How to on numeric references

Can CSL handle these? If so, what is the coding?

(A) Numeric references where the numbers indicate order in the bibliography
(used in math and computer science).

. . . Jones said [3, p.34] that . . .

[2] Homer, Brad. . . .
[3] Jones, Robert. Important Book. (Penguin: 2006).
[4] Knight, Joe. . . .

I had asked about this earlier and Simon said no, but it could be added. Was
there a decision on that addition?

Also, Bruce asked if I had ever actually seen a numbered style that also
uses page numbers, as above. I have now seen it referred to in Cite Right by
Charles Lipson, though he says inclusion of the page number is rare.

(B) Numeric references where the number indicates order cited in the text
(used in physics per Lipson, p. 133).

. . . Smith [1] said that Jones [2] was wrong when arguing against Thompson
[3].

© Numeric cross-reference to the footnote in which the work was first
cited (used in Bluebook).

See Posner & Vermeule, supra note 99, at 1723.

– John

John P. McCaskey wrote:

Can CSL handle these?

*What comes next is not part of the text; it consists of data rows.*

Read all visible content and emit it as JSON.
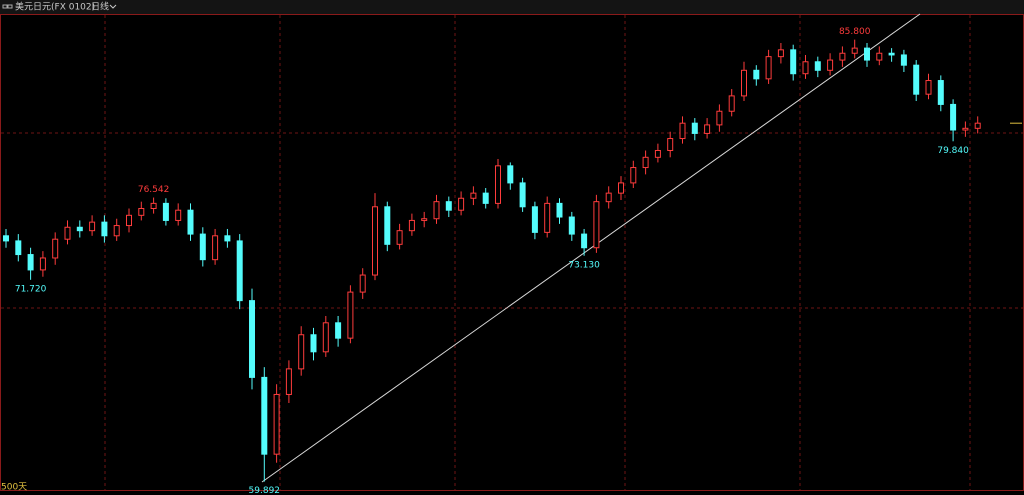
{
  "chart_data": {
    "type": "candlestick",
    "title": "美元日元(FX 0102)",
    "period": "日线",
    "range_label": "500天",
    "up_color": "#ff3c3c",
    "down_color": "#54fcfc",
    "ylim": [
      59.4,
      87.3
    ],
    "open": [
      74.3,
      74.0,
      73.2,
      72.3,
      73.0,
      74.1,
      74.8,
      74.6,
      75.1,
      74.3,
      74.9,
      75.5,
      75.9,
      76.2,
      75.2,
      75.8,
      74.4,
      72.9,
      74.3,
      74.0,
      70.5,
      66.0,
      61.5,
      65.0,
      66.5,
      68.5,
      67.5,
      69.2,
      68.3,
      71.0,
      72.0,
      76.0,
      73.8,
      74.6,
      75.2,
      75.3,
      76.3,
      75.8,
      76.5,
      76.8,
      76.2,
      78.4,
      77.4,
      76.0,
      74.5,
      76.2,
      75.4,
      74.4,
      73.6,
      76.3,
      76.8,
      77.4,
      78.3,
      78.9,
      79.3,
      80.0,
      80.9,
      80.3,
      80.8,
      81.6,
      82.5,
      84.0,
      83.5,
      84.8,
      85.2,
      83.8,
      84.5,
      84.0,
      84.6,
      85.0,
      85.3,
      84.6,
      85.0,
      84.9,
      84.3,
      82.6,
      83.4,
      82.0,
      80.5,
      80.6
    ],
    "high": [
      74.7,
      74.4,
      73.6,
      73.4,
      74.5,
      75.2,
      75.2,
      75.5,
      75.5,
      75.3,
      75.9,
      76.3,
      76.542,
      76.5,
      76.2,
      76.2,
      74.8,
      74.7,
      74.7,
      74.4,
      71.2,
      66.6,
      65.6,
      67.0,
      69.0,
      68.9,
      69.6,
      69.6,
      71.4,
      72.4,
      76.8,
      76.3,
      75.0,
      75.6,
      75.7,
      76.7,
      76.6,
      76.9,
      77.2,
      77.1,
      78.8,
      78.6,
      77.7,
      76.3,
      76.6,
      76.5,
      75.7,
      74.7,
      76.7,
      77.2,
      77.8,
      78.7,
      79.3,
      79.7,
      80.4,
      81.3,
      81.2,
      81.2,
      82.0,
      82.9,
      84.5,
      84.3,
      85.2,
      85.6,
      85.5,
      84.9,
      84.8,
      85.0,
      85.4,
      85.8,
      85.6,
      85.4,
      85.3,
      85.2,
      84.6,
      83.8,
      83.7,
      82.3,
      81.0,
      81.3
    ],
    "low": [
      73.6,
      72.8,
      71.72,
      71.9,
      72.6,
      73.8,
      74.2,
      74.3,
      73.9,
      74.0,
      74.5,
      75.2,
      75.6,
      74.9,
      74.9,
      74.0,
      72.5,
      72.6,
      73.6,
      70.0,
      65.3,
      59.892,
      61.0,
      64.5,
      66.1,
      67.0,
      67.2,
      67.8,
      68.0,
      70.6,
      71.7,
      73.4,
      73.5,
      74.3,
      74.8,
      75.0,
      75.4,
      75.5,
      76.1,
      75.9,
      75.9,
      77.0,
      75.7,
      74.1,
      74.2,
      75.0,
      74.0,
      73.13,
      73.3,
      75.9,
      76.4,
      77.1,
      77.9,
      78.6,
      78.9,
      79.7,
      79.9,
      80.0,
      80.4,
      81.3,
      82.2,
      83.1,
      83.2,
      84.4,
      83.4,
      83.5,
      83.6,
      83.7,
      84.2,
      84.7,
      84.2,
      84.3,
      84.5,
      83.9,
      82.2,
      82.3,
      81.6,
      79.84,
      80.1,
      80.3
    ],
    "close": [
      74.0,
      73.2,
      72.3,
      73.0,
      74.1,
      74.8,
      74.6,
      75.1,
      74.3,
      74.9,
      75.5,
      75.9,
      76.2,
      75.2,
      75.8,
      74.4,
      72.9,
      74.3,
      74.0,
      70.5,
      66.0,
      61.5,
      65.0,
      66.5,
      68.5,
      67.5,
      69.2,
      68.3,
      71.0,
      72.0,
      76.0,
      73.8,
      74.6,
      75.2,
      75.3,
      76.3,
      75.8,
      76.5,
      76.8,
      76.2,
      78.4,
      77.4,
      76.0,
      74.5,
      76.2,
      75.4,
      74.4,
      73.6,
      76.3,
      76.8,
      77.4,
      78.3,
      78.9,
      79.3,
      80.0,
      80.9,
      80.3,
      80.8,
      81.6,
      82.5,
      84.0,
      83.5,
      84.8,
      85.2,
      83.8,
      84.5,
      84.0,
      84.6,
      85.0,
      85.3,
      84.6,
      85.0,
      84.9,
      84.3,
      82.6,
      83.4,
      82.0,
      80.5,
      80.6,
      80.9
    ],
    "annotations": [
      {
        "value": 71.72,
        "label": "71.720"
      },
      {
        "value": 76.542,
        "label": "76.542"
      },
      {
        "value": 59.892,
        "label": "59.892"
      },
      {
        "value": 73.13,
        "label": "73.130"
      },
      {
        "value": 85.8,
        "label": "85.800"
      },
      {
        "value": 79.84,
        "label": "79.840"
      }
    ]
  }
}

If so, what is the coding?

(A) Numeric references where the numbers indicate order in the
bibliography (used in math and computer science).

I have not tested the new schema, but it has always been supported. The
basic idea is you use what is now called IIRC the “citation-number”
variable, where that number is drawn from the bibliography. You can
either sort that bibliography author-date, or “as cited.”

You’d then just add the locator label for the rare cases you’d add a
page number (it’s rare b/c this style class is not common outside the
sciences, where they never quote anything!).

Simon, can you confirm we still support this?